# Fancy kidded!



## LadySecret (Apr 20, 2013)

Monday afternoon Fancy kidded triplets! Two doelings and one buckling. First kid out is the flashy doeling with the most white. She's even got some spots! The buckling came next. He's the black and white kid with a little roaning. Last one out is a solid black doeling except for frosted ears. This was Fancy's second time and she didn't need any help. She's such a sweet doe.






















The two doelings looking at the camera.




































Fancy is my last doe for a while. Now I have to decide who stays and who goes.


----------



## dreamacresfarm2 (May 10, 2014)

gorgeous kids esp. the flashy black and white one.


----------



## Goatlover14 (Jan 8, 2015)

Congratulations! We have a doe named Fancy too.  
I love the black and white colors.


----------



## glndg (Feb 8, 2013)

Congratulations! They look great.


----------



## LadySecret (Apr 20, 2013)

Goatlover14 said:


> Congratulations! We have a doe names Fancy too.
> I love the black and white colors.


It's funny but when I bought her I didn't think she looked fancy at all and I almost didn't buy her. But she's been such a wonderful doe. I'm so glad I did buy her. Great mom and an easy milker! What more could I ask for?!


----------



## Trickyroo (Sep 26, 2012)

Congratulations on some really beautiful babies !!
Love love love the frosted ears  
Fancy is very pretty BTW


----------



## chigarden (Feb 26, 2011)

Good girl Fancy ! such sweet babies


----------



## ksalvagno (Oct 6, 2009)

Very cute!


----------



## rebelINny (Feb 7, 2014)

They are adorable kids!


----------



## DLeeB (Apr 5, 2012)

They are gorgeous!


----------



## Trickyroo (Sep 26, 2012)

So how's Miss Fancy and her beautiful babies doing ?


----------



## LadySecret (Apr 20, 2013)

Trickyroo said:


> So how's Miss Fancy and her beautiful babies doing ?


They are doing great! I've moved them from their kidding stall into my kid pen. Lots of stuff to climb on and better fencing to keep tiny babies in. Her kids are growing so good. Fancy makes a lot of milk!

I have to make a confession though. I never got around to dipping these kids' cords and as a result I never got a good look at their their teats and genitals. So today I was checking them over to make sure everything was correct and low and behold the buckling is not a buckling but a doeling! She has this tuft of fur that I mistook for balls! Lol! I feel so stupid but great at the same time because Fancy had triplet does! Yay! My first set of triplet does! I had named the kids Fiona (flashy doe), Frodo, and Febe (black doe) but I guess she's Froda now!

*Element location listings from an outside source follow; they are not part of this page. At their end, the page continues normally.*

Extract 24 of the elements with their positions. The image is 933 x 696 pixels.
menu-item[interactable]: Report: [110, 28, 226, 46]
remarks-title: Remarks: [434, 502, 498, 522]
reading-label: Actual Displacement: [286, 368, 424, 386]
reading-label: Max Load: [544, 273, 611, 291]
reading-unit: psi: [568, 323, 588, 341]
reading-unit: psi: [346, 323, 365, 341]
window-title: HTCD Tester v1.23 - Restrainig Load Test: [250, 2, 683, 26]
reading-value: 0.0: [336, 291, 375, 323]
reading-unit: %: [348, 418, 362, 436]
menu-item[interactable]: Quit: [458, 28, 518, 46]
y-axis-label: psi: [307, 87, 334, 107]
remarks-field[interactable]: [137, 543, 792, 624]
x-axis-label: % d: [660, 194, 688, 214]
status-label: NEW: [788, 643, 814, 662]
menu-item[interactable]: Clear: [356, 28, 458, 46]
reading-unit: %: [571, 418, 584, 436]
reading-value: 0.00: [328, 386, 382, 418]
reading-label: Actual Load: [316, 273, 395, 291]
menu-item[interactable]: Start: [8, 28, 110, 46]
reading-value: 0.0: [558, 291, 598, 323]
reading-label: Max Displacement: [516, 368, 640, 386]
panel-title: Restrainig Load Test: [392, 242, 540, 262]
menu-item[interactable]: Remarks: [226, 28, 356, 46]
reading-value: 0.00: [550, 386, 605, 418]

That means my buck Blackfyre bred 4 does at four months old and threw 11 kids: 7 does, 4 bucks, and 5 polled. I'm so happy with him even if he is a wild turd!


----------



## LadySecret (Apr 20, 2013)

Picture update. Fancy and her girls are doing great. Kids are eating quit a bit of pasture/browse at 3 1/2 weeks old. They learn so much from mom!





























This is the little roan black with white doeling I mistook for a buckling! Lol


----------



## Karen (Jun 22, 2010)

Congratulations, Fancy! Job well done!


----------



## Trickyroo (Sep 26, 2012)

Such beautiful pictures ! I love seeing momma and babies together like this….makes me feel bad i pulled my two boys . But , they are doing well and so is momma. But , there is nothing better then watching momma and babies bond IMO. Just watching them care for them is priceless.
All your babies are looking great ! You have such a lovely herd there , and quite colorful i must say , lol….Thanks for updating us , i really enjoyed looking at all the pictures


----------